Erst in den Werken Dostojewskys wird diese neue Welt, fern von jedem Kampf gegen das Bestehende, als einfach geschaute Wirklichkeit abgezeichnet. Darum steht er und steht seine Form außerhalb von diesen Betrachtungen: Dostojewsky hat keine Romane geschrieben, und die gestaltende Gesinnung, die in seinen Werken sichtbar wird, hat weder bejahend noch verneinend etwas mit der europäischen Romantik des neunzehnten Jahrhunderts und mit den mannigfaltigen, ebenfalls romantischen Reaktionen gegen sie zu tun.
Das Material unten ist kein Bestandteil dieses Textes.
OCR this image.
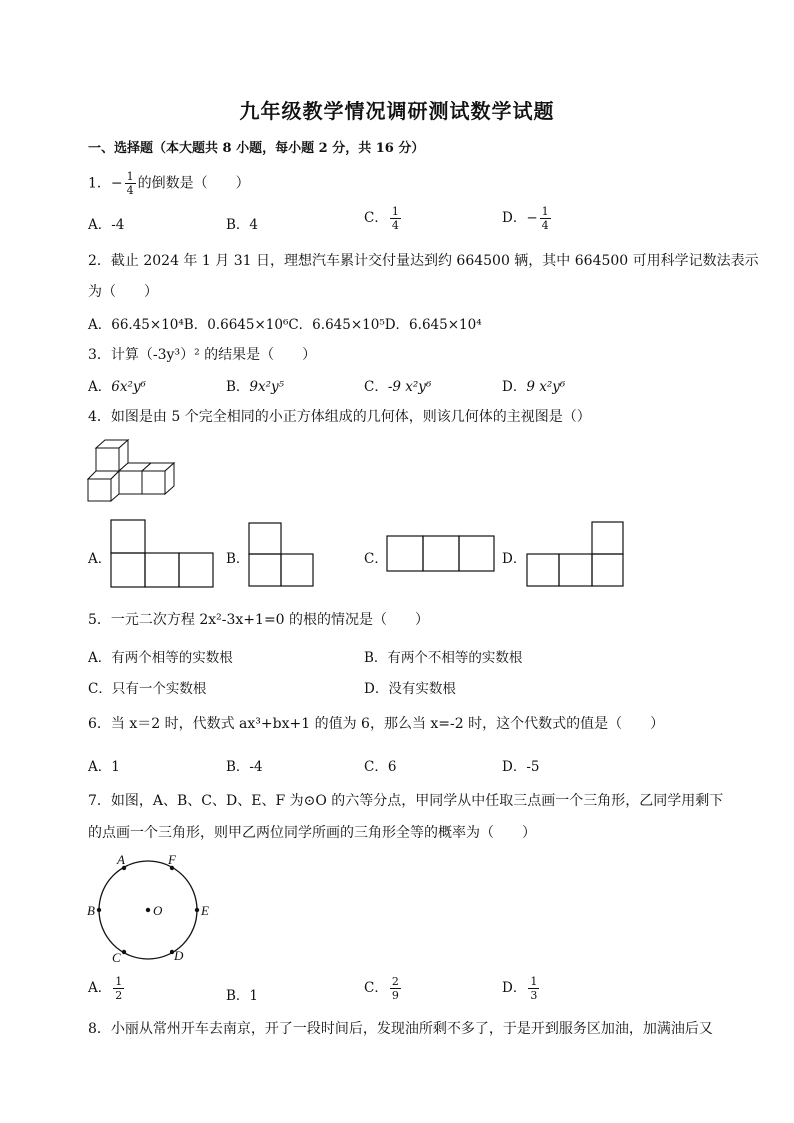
九年级教学情况调研测试数学试题
一、选择题（本大题共 8 小题，每小题 2 分，共 16 分）
1．− $\frac{1}{4}$ 的倒数是（　　）
A．-4	B．4	C． $\frac{1}{4}$	D．− $\frac{1}{4}$
2．截止 2024 年 1 月 31 日，理想汽车累计交付量达到约 664500 辆，其中 664500 可用科学记数法表示
为（　　）
A．66.45×10⁴B．0.6645×10⁶C．6.645×10⁵D．6.645×10⁴
3．计算（-3y³）² 的结果是（　　）
A．6x²y⁶	B．9x²y⁵	C．-9 x²y⁶	D．9 x²y⁶
4．如图是由 5 个完全相同的小正方体组成的几何体，则该几何体的主视图是（）
A．	B．	C．	D．
5．一元二次方程 2x²-3x+1=0 的根的情况是（　　）
A．有两个相等的实数根	B．有两个不相等的实数根
C．只有一个实数根	D．没有实数根
6．当 x＝2 时，代数式 ax³+bx+1 的值为 6，那么当 x=-2 时，这个代数式的值是（　　）
A．1	B．-4	C．6	D．-5
7．如图，A、B、C、D、E、F 为⊙O 的六等分点，甲同学从中任取三点画一个三角形，乙同学用剩下
的点画一个三角形，则甲乙两位同学所画的三角形全等的概率为（　　）
A	F
B	E
C	D
O
A． $\frac{1}{2}$	B．1	C． $\frac{2}{9}$	D． $\frac{1}{3}$
8．小丽从常州开车去南京，开了一段时间后，发现油所剩不多了，于是开到服务区加油，加满油后又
Er gehört der neuen Welt an. Ob er bereits der Homer oder der Dante dieser Welt ist oder bloß die Gesänge liefert, die spätere Dichter, zusammen mit anderen Vorläufern, zur großen Einheit verflechten werden, ob er nur ein Anfang, oder schon eine Erfüllung ist: das kann nur die Formanalyse seiner Werke aufzeigen. Und es kann erst dann Aufgabe einer geschichtsphilosophischen Zeichendeuterei sein, auszusprechen, ob wir wirklich im Begriffe sind, den Stand der vollendeten Sündhaftigkeit zu verlassen, oder ob erst bloße Hoffnungen die Ankunft des Neuen verkündigen; Anzeichen eines Kommenden, das noch so schwach ist, daß es von der unfruchtbaren Macht des bloß Seienden wann immer spielend erdrückt werden kann.